La décision, rendue à l’issue d’un procès civil de trois semaines devant la cour de San Francisco, distingue deux niveaux de responsabilité : les jurés ont retenu que des déclarations de M. Musk avaient induit en erreur des investisseurs, mais ils ont rejeté l’accusation d’une manœuvre frauduleuse délibérée visant à faire baisser le cours de l’action.
Les deux tweets incriminés
Au centre du jugement se trouvent deux messages publiés par Elon Musk en mai 2022. D’après le jury, ces tweets contenaient des déclarations mensongères qui ont contribué à une chute du cours de Twitter.
La controverse portait sur l’estimation du nombre de faux comptes — spams et comptes automatisés — présents sur la plateforme. Musk avait affirmé que la proportion dépassait largement le chiffre officiel de 5 % communiqué par Twitter, qualifiant ces données de tromperie et invoquant cette divergence pour tenter de se retirer de l’accord de rachat.
Après ces publications, le titre Twitter avait perdu 17 % de sa valeur, provoquant des ventes parmi certains actionnaires. Les plaignants ont soutenu que les messages avaient pour but de faire pression sur le conseil d’administration, afin d’obtenir un prix inférieur à l’offre initiale de rachat.

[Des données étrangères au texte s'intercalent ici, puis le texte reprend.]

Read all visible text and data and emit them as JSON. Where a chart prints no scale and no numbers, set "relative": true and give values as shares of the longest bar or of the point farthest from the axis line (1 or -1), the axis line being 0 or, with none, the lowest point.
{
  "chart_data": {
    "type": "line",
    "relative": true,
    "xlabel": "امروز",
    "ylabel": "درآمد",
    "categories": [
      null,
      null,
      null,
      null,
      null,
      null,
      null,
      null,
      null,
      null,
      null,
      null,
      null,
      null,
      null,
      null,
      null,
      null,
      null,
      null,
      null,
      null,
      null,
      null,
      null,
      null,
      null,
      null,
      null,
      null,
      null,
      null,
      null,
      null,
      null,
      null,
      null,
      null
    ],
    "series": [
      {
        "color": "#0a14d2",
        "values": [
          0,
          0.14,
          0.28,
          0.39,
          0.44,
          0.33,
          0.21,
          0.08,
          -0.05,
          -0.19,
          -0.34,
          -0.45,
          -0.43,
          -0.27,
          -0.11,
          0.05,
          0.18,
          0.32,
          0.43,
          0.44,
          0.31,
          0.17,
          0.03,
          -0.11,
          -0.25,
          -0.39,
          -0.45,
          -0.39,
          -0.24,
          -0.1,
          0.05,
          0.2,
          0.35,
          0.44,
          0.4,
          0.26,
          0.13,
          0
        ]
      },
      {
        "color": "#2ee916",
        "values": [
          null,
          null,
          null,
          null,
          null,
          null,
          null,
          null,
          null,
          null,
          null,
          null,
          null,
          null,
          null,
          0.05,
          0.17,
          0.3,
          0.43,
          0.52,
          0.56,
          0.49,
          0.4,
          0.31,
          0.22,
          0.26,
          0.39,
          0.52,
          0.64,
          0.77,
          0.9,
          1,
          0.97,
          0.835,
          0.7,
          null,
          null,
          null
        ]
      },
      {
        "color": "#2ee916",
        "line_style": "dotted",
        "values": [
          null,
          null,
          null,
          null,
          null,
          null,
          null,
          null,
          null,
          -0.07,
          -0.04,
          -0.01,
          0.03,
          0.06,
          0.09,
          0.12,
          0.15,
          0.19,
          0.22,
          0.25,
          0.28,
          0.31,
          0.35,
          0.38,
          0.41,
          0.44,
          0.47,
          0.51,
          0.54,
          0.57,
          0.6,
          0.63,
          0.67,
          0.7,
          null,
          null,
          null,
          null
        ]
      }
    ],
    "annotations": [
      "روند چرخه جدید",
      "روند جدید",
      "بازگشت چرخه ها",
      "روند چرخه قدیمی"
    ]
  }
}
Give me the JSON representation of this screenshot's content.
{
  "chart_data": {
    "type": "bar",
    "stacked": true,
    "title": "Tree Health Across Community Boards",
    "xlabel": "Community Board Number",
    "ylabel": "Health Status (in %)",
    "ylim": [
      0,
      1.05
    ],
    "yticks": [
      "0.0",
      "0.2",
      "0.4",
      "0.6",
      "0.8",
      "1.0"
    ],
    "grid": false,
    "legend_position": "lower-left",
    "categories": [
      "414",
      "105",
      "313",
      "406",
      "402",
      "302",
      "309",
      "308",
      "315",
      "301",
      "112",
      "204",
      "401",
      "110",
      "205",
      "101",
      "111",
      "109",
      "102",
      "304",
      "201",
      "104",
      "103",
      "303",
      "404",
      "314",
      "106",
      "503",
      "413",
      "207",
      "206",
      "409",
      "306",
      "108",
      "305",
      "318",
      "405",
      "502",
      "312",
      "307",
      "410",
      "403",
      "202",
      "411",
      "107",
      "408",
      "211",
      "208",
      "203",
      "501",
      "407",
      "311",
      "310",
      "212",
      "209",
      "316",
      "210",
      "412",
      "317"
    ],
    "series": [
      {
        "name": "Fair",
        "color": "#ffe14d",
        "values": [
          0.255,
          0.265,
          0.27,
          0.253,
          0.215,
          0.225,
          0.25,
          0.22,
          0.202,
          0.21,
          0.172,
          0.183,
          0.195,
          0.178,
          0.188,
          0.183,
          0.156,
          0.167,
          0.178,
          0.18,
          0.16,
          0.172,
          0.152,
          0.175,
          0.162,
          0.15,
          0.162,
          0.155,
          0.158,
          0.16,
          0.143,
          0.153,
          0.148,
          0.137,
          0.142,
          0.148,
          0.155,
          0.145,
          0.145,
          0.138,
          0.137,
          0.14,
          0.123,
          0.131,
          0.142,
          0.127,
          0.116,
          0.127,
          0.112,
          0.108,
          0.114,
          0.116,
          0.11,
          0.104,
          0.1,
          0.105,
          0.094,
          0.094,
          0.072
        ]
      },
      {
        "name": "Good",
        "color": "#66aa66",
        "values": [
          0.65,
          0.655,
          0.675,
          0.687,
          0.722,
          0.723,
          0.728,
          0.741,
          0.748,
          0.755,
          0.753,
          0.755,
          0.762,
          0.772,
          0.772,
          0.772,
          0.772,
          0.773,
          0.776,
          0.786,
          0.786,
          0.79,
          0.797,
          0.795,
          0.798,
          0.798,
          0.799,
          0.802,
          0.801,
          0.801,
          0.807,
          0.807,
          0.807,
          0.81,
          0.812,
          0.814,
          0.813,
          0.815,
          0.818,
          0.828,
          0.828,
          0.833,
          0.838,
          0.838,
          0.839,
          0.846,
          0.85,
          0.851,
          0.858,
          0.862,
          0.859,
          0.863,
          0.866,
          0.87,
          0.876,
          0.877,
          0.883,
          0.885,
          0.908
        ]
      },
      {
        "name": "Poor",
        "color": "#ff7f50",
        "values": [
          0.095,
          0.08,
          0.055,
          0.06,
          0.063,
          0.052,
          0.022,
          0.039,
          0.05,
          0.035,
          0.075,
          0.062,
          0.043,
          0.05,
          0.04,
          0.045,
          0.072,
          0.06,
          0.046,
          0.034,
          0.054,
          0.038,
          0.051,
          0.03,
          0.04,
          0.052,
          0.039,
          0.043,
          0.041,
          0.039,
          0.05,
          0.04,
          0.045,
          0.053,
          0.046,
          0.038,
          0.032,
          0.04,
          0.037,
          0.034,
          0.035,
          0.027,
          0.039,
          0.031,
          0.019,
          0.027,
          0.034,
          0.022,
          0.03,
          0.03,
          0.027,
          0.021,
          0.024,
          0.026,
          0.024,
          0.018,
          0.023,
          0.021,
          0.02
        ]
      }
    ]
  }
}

Dommages et conséquences financières
Le tribunal n’a pas fixé, dans son verdict, le montant des dommages liés à ces tweets. Les avocats représentant les actionnaires estiment toutefois le préjudice à près de 2,6 milliards de dollars, soit environ 2,2 milliards d’euros.
Le dossier révèle aussi une distorsion entre le prix payé par Elon Musk et les cours pratiqués sur le marché après les tweets. Lors de la conclusion de l’affaire, Musk a finalement versé le montant initialement convenu pour racheter Twitter, qui a depuis été renommé X. Plusieurs détenteurs d’actions ont vendu leurs titres à une décote dépassant 30 % par rapport au prix versé par le milliardaire.
Sur le plan civil, le verdict constitue une défaite notable pour Elon Musk, même si l’échec de la plainte pour manœuvre frauduleuse délibérée atténue l’impact légal immédiat.
Contexte procédural
L’affaire trouve son origine dans la tentative de retrait de l’accord par M. Musk en 2022. Twitter avait alors poursuivi le milliardaire en justice pour l’obliger à respecter l’accord de rachat. Le litige s’était finalement réglé par la mise en œuvre du rachat au prix convenu.
Le procès civil récent a visé spécifiquement la question des communications publiques de M. Musk et de leur effet sur le marché. Les jurés ont été appelés à trancher si ces messages étaient mensongers et s’ils avaient causé un préjudice financier direct aux actionnaires.
La cour a estimé qu’il existait suffisamment d’éléments pour retenir la tromperie sur certains propos, sans toutefois conclure à une stratégie frauduleuse concertée destinée à manipuler le cours des actions.
Répercussions et perspectives
Le verdict devrait entraîner la phase suivante du procès civil : la détermination et l’exécution des dommages et intérêts. Cette étape devra préciser l’étendue financière du préjudice et la responsabilité pécuniaire éventuelle de M. Musk.
Sur le plan reputational, la décision marque un revers pour un homme d’affaires dont les déclarations publiques ont régulièrement des effets sur les marchés et l’opinion. Pour les actionnaires plaignants, le jugement reconnaît une forme de préjudice lié aux messages diffusés pendant la période de négociation.
Les éléments présentés au procès et les conclusions du jury restent limités à la sphère civile. Ils ne préjugent pas, en l’état, d’éventuelles enquêtes ou actions d’autres instances, et n’établissent pas de condamnation pénale liée à une manœuvre frauduleuse.